The UK economy will take longer than expected to recover from the coronavirus pandemic, the Bank of England said Thursday, as it warned of rising unemployment and other risks to its forecast, such as the second wave of infections and Brexit.
Bank of England sees smaller hit to UK economy but slower recovery
The central bank said in a statement that UK GDP is projected to shrink by 9.5% this year, its worst slump in 99 years. That is less severe than the 14% slump it predicted in May, which would have been the worst crash in 300 years. But it also warned of slower recovery.
“We have an unusually large downside skew on the forecast, which reflects the risks as we see them,” Bank of England governor Andrew Bailey told reporters on a call Thursday.
While economic activity has picked up since a trough in April, the bank now expects the pace of recovery to slow through the end of the year. And its forecast assumes a post-Brexit comprehensive trade deal with the European Union from January 2021. “We’re not taking a strong signal from the recovery in terms of what happens next,” Bailey added.
UK GDP is now not expected to exceed the level it reached in the final quarter of 2019 before the end of 2021. In May, the central bank had forecast a recovery during the second half of next year. It now predicts GDP growth of 9% next year.
“The outlook for the UK and global economies remains unusually uncertain,” the bank said in a statement. “It will depend critically on the evolution of the pandemic, measures taken to protect public health, and how governments, households and businesses respond to these factors.”

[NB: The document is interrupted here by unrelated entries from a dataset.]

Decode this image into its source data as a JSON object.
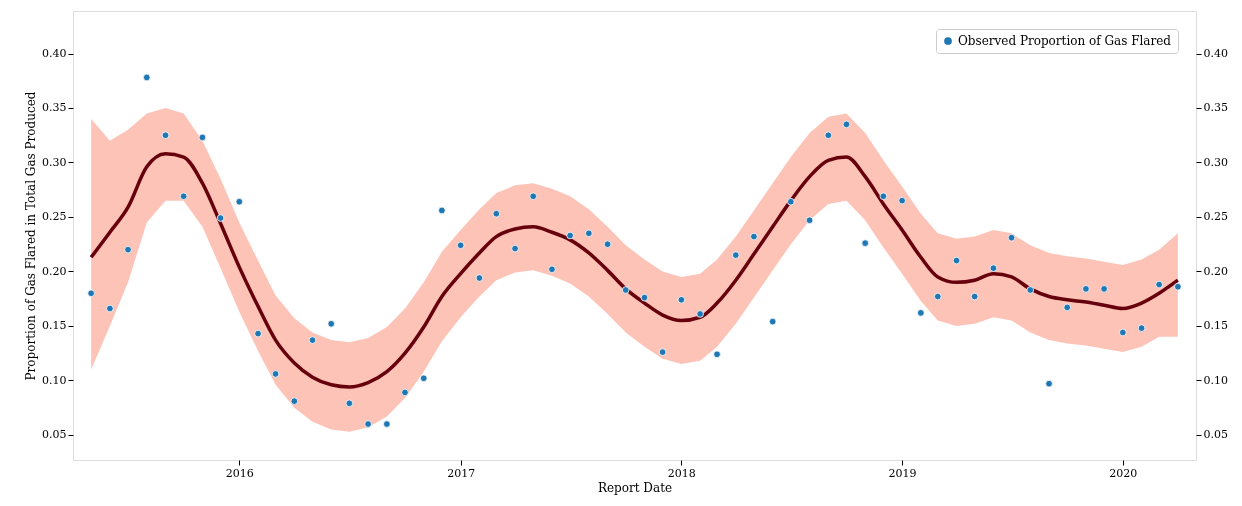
{
  "chart_data": {
    "type": "scatter",
    "xlabel": "Report Date",
    "ylabel": "Proportion of Gas Flared in Total Gas Produced",
    "x": [
      "2015-05",
      "2015-06",
      "2015-07",
      "2015-08",
      "2015-09",
      "2015-10",
      "2015-11",
      "2015-12",
      "2016-01",
      "2016-02",
      "2016-03",
      "2016-04",
      "2016-05",
      "2016-06",
      "2016-07",
      "2016-08",
      "2016-09",
      "2016-10",
      "2016-11",
      "2016-12",
      "2017-01",
      "2017-02",
      "2017-03",
      "2017-04",
      "2017-05",
      "2017-06",
      "2017-07",
      "2017-08",
      "2017-09",
      "2017-10",
      "2017-11",
      "2017-12",
      "2018-01",
      "2018-02",
      "2018-03",
      "2018-04",
      "2018-05",
      "2018-06",
      "2018-07",
      "2018-08",
      "2018-09",
      "2018-10",
      "2018-11",
      "2018-12",
      "2019-01",
      "2019-02",
      "2019-03",
      "2019-04",
      "2019-05",
      "2019-06",
      "2019-07",
      "2019-08",
      "2019-09",
      "2019-10",
      "2019-11",
      "2019-12",
      "2020-01",
      "2020-02",
      "2020-03",
      "2020-04"
    ],
    "series": [
      {
        "type": "line",
        "color": "#67000d",
        "values": [
          0.213,
          0.236,
          0.259,
          0.296,
          0.308,
          0.305,
          0.281,
          0.244,
          0.204,
          0.168,
          0.137,
          0.116,
          0.103,
          0.096,
          0.094,
          0.098,
          0.108,
          0.125,
          0.149,
          0.177,
          0.198,
          0.217,
          0.232,
          0.239,
          0.241,
          0.236,
          0.229,
          0.217,
          0.201,
          0.184,
          0.171,
          0.16,
          0.155,
          0.158,
          0.171,
          0.192,
          0.216,
          0.241,
          0.265,
          0.287,
          0.302,
          0.305,
          0.287,
          0.262,
          0.238,
          0.213,
          0.195,
          0.19,
          0.192,
          0.198,
          0.195,
          0.184,
          0.177,
          0.174,
          0.172,
          0.169,
          0.166,
          0.171,
          0.18,
          0.192
        ],
        "upper": [
          0.34,
          0.32,
          0.33,
          0.345,
          0.35,
          0.345,
          0.32,
          0.285,
          0.245,
          0.21,
          0.178,
          0.157,
          0.144,
          0.137,
          0.135,
          0.139,
          0.149,
          0.166,
          0.19,
          0.218,
          0.238,
          0.257,
          0.272,
          0.279,
          0.281,
          0.276,
          0.269,
          0.257,
          0.241,
          0.224,
          0.211,
          0.2,
          0.195,
          0.198,
          0.211,
          0.232,
          0.256,
          0.281,
          0.305,
          0.327,
          0.342,
          0.345,
          0.327,
          0.302,
          0.278,
          0.253,
          0.235,
          0.23,
          0.232,
          0.238,
          0.235,
          0.224,
          0.217,
          0.214,
          0.212,
          0.209,
          0.206,
          0.211,
          0.22,
          0.235
        ],
        "lower": [
          0.11,
          0.15,
          0.19,
          0.245,
          0.265,
          0.265,
          0.241,
          0.203,
          0.163,
          0.127,
          0.096,
          0.075,
          0.062,
          0.055,
          0.053,
          0.057,
          0.067,
          0.084,
          0.108,
          0.136,
          0.158,
          0.177,
          0.192,
          0.199,
          0.201,
          0.196,
          0.189,
          0.177,
          0.161,
          0.144,
          0.131,
          0.12,
          0.115,
          0.118,
          0.131,
          0.152,
          0.176,
          0.201,
          0.225,
          0.247,
          0.262,
          0.265,
          0.247,
          0.222,
          0.198,
          0.173,
          0.155,
          0.15,
          0.152,
          0.158,
          0.155,
          0.144,
          0.137,
          0.134,
          0.132,
          0.129,
          0.126,
          0.131,
          0.14,
          0.14
        ]
      },
      {
        "name": "Observed Proportion of Gas Flared",
        "marker": "circle",
        "color": "#1f77b4",
        "values": [
          0.18,
          0.166,
          0.22,
          0.378,
          0.325,
          0.269,
          0.323,
          0.249,
          0.264,
          0.143,
          0.106,
          0.081,
          0.137,
          0.152,
          0.079,
          0.06,
          0.06,
          0.089,
          0.102,
          0.256,
          0.224,
          0.194,
          0.253,
          0.221,
          0.269,
          0.202,
          0.233,
          0.235,
          0.225,
          0.183,
          0.176,
          0.126,
          0.174,
          0.161,
          0.124,
          0.215,
          0.232,
          0.154,
          0.264,
          0.247,
          0.325,
          0.335,
          0.226,
          0.269,
          0.265,
          0.162,
          0.177,
          0.21,
          0.177,
          0.203,
          0.231,
          0.183,
          0.097,
          0.167,
          0.184,
          0.184,
          0.144,
          0.148,
          0.188,
          0.186
        ]
      }
    ],
    "xlim": [
      "2015-04-01",
      "2020-05-01"
    ],
    "xticks": [
      "2016",
      "2017",
      "2018",
      "2019",
      "2020"
    ],
    "ylim": [
      0.027,
      0.439
    ],
    "yticks": [
      0.05,
      {
        "value": 0.1,
        "label": "0.10"
      },
      0.15,
      {
        "value": 0.2,
        "label": "0.20"
      },
      0.25,
      {
        "value": 0.3,
        "label": "0.30"
      },
      0.35,
      {
        "value": 0.4,
        "label": "0.40"
      }
    ],
    "y2lim": [
      0.027,
      0.439
    ],
    "y2ticks": [
      0.05,
      {
        "value": 0.1,
        "label": "0.10"
      },
      0.15,
      {
        "value": 0.2,
        "label": "0.20"
      },
      0.25,
      {
        "value": 0.3,
        "label": "0.30"
      },
      0.35,
      {
        "value": 0.4,
        "label": "0.40"
      }
    ],
    "grid": false,
    "legend": "top right",
    "line_style": "solid"
  }
}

The Bank of England has provided unprecedented support as the UK battles a historic recession, slashing its main interest rate to a record low of 0.1% in March. Its bond-buying program has swelled to £745 billion ($979 billion) and economists widely expect another £100 billion ($131.4 billion) of quantitative easing in November.
“The BoE’s overly optimistic updated economic projections leave the door wide open for more monetary stimulus later this year,” Berenberg senior economist Kallum Pickering said in a research note on Thursday. “The V-shaped recovery that the BoE continues to project seems unlikely, to put it mildly,” he added.

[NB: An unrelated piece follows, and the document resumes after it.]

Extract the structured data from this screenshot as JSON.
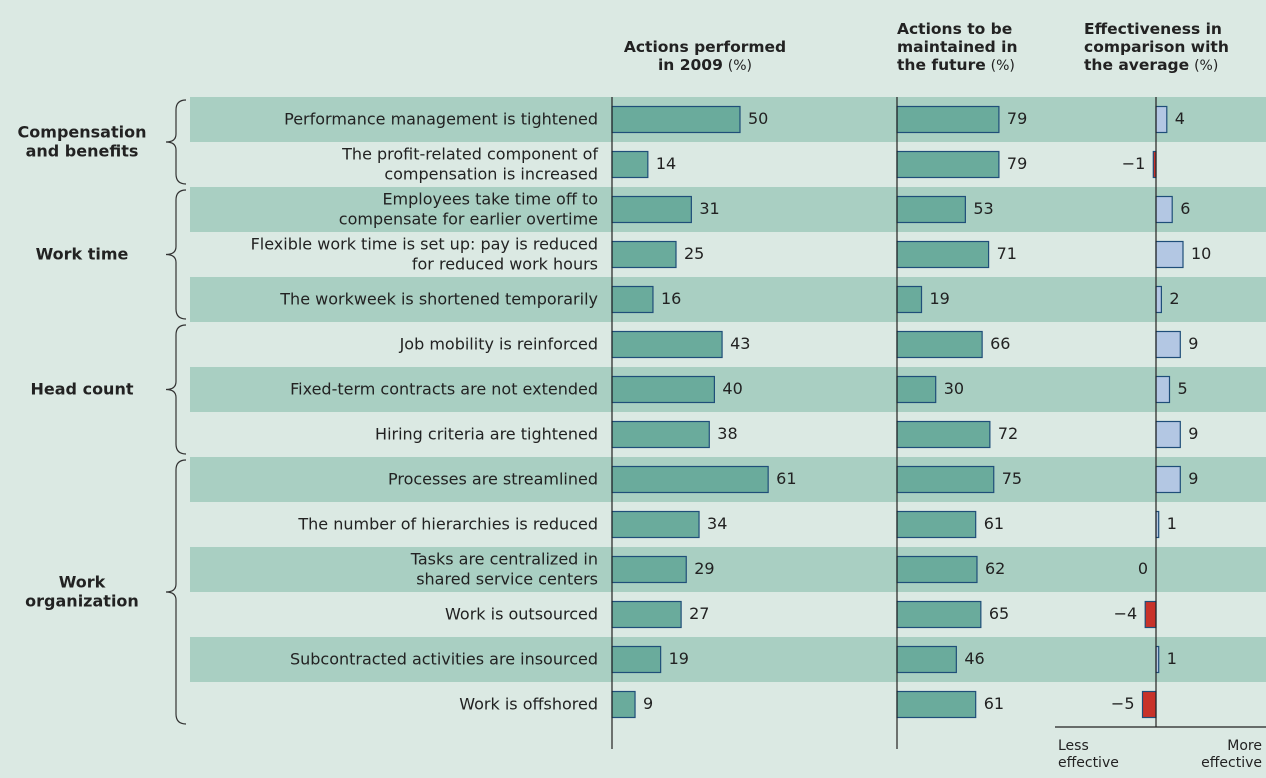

The coronavirus pandemic has pushed Britain into a deep economic slump and sparked a growing unemployment crisis. Major UK companies, including British Airways and BP (BP), have culled more than 100,000 jobs. At least 4,500 additional layoffs have been unveiled this week alone and many more are expected when the government’s furlough program comes to an end in October.
The Bank of England said on Thursday that it expects unemployment to rise to 7.5% by the end of the year, nearly double the rate in March.
“Over the next six months, the [bank] is likely to place more weight on incoming news from the labour market than incoming news on the level of output,” economists at Goldman Sachs said in a note to clients Monday.
Brexit is only deepening the United Kingdom’s economic woes. Even if Britain manages to secure a deal with its biggest trading partner, UK companies will face billions in extra costs of doing business with the European Union.
The bevvy of new trade deals promised by Boris Johnson’s government has yet to materialize. New agreements worth just 8% of total UK trade have been nailed down so far, including those with Switzerland, Iceland, Norway and South Korea, according to the Department for International Trade. Talks to replicate the EU-Japan trade deal for the United Kingdom resumed on Thursday.
The prospect of another wave of coronavirus infections also looms. New outbreaks are forcing fresh restrictions in cities like Manchester and Scotland’s Aberdeen.
Unemployment in the United Kingdom could soar to nearly 15% in the fourth quarter if there is a widespread resurgence of the virus, according to a June report by Organization for Economic Cooperation and Development.